Finding the slope of line tangent to a parabola

[oates151]

Homework Statement

Find the equations of both lines through the point (2,-3) that are tangent to the parabola y=(x^2)+x

Homework Equations

The Attempt at a Solution

Took the derivative and got a slope of 5 and the slope of the normal line being -1/5, but the answer was marked wrong. How do I do this?

Two equations I got
y=-(1/5)x-(13/5)
y=5x-13

 

[ElijahRockers]

Choose a point (a,y(a)). A line that goes through this point, AND the given point must have a slope of \frac{y(a) - (-3)}{a - 2} Also, the slope at point 'a' can be given by the derivative of the function. This gives you two equal expressions for the slope in terms of a. It will be a quadratic equation. The roots will be the x values at which the lines intersect the parabola.

 

[SammyS]

What do you mean? "both lines"

One of your lines is tangent to the parabola at (2, -3) .
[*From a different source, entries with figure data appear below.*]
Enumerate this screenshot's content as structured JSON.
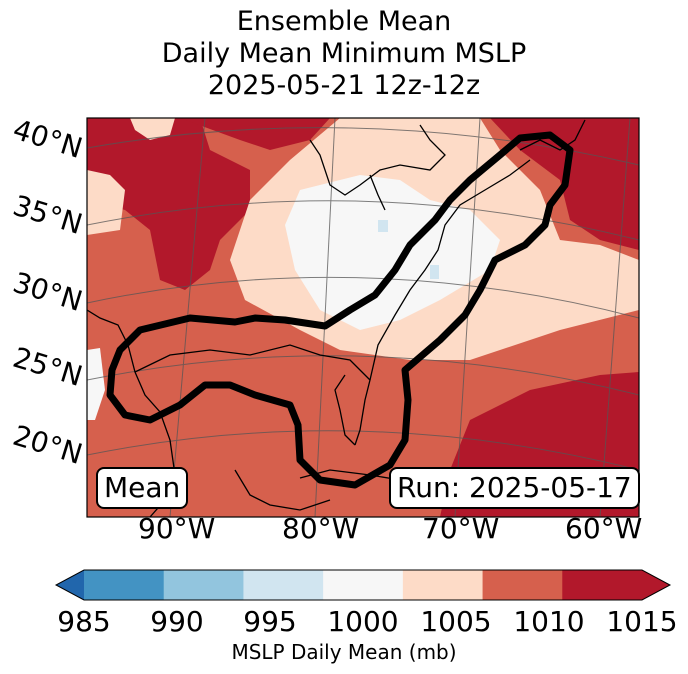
{
  "title": {
    "line1": "Ensemble Mean",
    "line2": "Daily Mean Minimum MSLP",
    "line3": "2025-05-21 12z-12z"
  },
  "map": {
    "lat_labels": [
      "40°N",
      "35°N",
      "30°N",
      "25°N",
      "20°N"
    ],
    "lon_labels": [
      "90°W",
      "80°W",
      "70°W",
      "60°W"
    ],
    "mean_box": "Mean",
    "run_box": "Run: 2025-05-17",
    "colors": {
      "very_high": "#b2182b",
      "high": "#d6604d",
      "mid": "#fddbc7",
      "neutral": "#f7f7f7",
      "low": "#d1e5f0",
      "outline": "#000000"
    }
  },
  "colorbar": {
    "ticks": [
      "985",
      "990",
      "995",
      "1000",
      "1005",
      "1010",
      "1015"
    ],
    "colors": [
      "#4393c3",
      "#92c5de",
      "#d1e5f0",
      "#f7f7f7",
      "#fddbc7",
      "#d6604d",
      "#b2182b"
    ],
    "under_color": "#2166ac",
    "over_color": "#b2182b",
    "label": "MSLP Daily Mean (mb)"
  }
}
The other is normal to the parabola at (2, -3) .

 

[ElijahRockers]

What do you mean? "both lines"

One of your lines is tangent to the parabola at (2, -3) .

The other is normal to the parabola at (2, -3) .

Actually I think it's tangent to the parabola at (2, 6)

 

[SammyS]

Actually I think it's tangent to the parabola at (2, 6)

Ha!

Yup, the parabola doesn't pass through (2, -3) ! DUH